London is experiencing a particularly colourful Spring this year, with lots of beautiful bloom everywhere you care to look. As a quick mini lockdown project, I thought it would be fun to take out my Nikon D750 on one of our daily exercise walks around Wormwood Scrubs. Rather than using a regular nifty-fifty Nikkor, I attached an old Soviet Helios 44-2 58mm lens that I’d rescued from a dilapidated Zenit E.

When attached to a Nikon with a basic converter ring it will only focus to a couple of metres due to the distance between the lens and the sensor. As I was more interested in photographing flowers and portraits this didn’t worry me. I obviously had to use the lens in Manual mode – exposure metering was in theory fairly simple but I had to go to the RAW file on a couple of shots to fix overexposure. Focusing was also tricky as though the D750 has focus assist, the ring in the actual lens is not especially smooth and has a variable resistance through the focal range.

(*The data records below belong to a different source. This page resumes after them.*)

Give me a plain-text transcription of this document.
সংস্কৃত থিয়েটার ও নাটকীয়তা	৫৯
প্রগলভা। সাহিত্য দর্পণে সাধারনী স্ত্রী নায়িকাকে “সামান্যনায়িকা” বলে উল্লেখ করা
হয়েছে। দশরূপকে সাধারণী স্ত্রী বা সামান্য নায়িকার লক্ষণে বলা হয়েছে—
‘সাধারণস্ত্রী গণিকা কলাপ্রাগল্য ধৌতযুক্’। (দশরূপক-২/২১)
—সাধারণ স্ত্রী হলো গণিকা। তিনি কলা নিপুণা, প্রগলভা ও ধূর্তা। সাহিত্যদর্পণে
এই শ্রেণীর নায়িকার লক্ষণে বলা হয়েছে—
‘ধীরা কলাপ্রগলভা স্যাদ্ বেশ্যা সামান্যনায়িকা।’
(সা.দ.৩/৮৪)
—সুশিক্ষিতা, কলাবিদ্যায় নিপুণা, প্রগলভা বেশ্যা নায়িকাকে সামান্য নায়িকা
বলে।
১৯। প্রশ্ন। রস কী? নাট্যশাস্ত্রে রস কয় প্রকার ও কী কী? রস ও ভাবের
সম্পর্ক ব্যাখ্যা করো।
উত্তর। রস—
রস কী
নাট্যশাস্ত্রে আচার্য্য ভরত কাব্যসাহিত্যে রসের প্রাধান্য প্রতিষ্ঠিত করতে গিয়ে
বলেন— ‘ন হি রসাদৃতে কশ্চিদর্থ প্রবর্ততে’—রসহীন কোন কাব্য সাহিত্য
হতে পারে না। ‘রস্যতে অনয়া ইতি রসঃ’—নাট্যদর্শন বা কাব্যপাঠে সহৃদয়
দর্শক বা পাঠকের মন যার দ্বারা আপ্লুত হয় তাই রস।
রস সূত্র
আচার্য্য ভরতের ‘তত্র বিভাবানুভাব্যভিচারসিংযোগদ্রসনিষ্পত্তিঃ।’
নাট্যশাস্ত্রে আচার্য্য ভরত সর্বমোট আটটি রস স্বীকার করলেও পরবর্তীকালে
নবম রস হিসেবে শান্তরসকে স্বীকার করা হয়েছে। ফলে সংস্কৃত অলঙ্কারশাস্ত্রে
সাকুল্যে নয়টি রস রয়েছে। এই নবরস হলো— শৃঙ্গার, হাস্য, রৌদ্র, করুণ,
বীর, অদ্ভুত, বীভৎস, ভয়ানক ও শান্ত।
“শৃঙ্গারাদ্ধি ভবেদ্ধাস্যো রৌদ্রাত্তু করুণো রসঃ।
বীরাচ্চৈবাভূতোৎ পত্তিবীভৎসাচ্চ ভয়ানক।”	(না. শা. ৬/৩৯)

In terms of results thought the Helios didn’t let me down, with its famous swirly, creamy, dreamy bokeh evident in many of the pictures and helping to bring out the beauty of the little flowers. I was quite pleased with some of the pictures of Paul too, this combination is definitely something I’ll try again for portrait work. Whilst not easy using an old manual incompatible lens, a bit of perseverance and work does give a very characterful result, so worth the effort.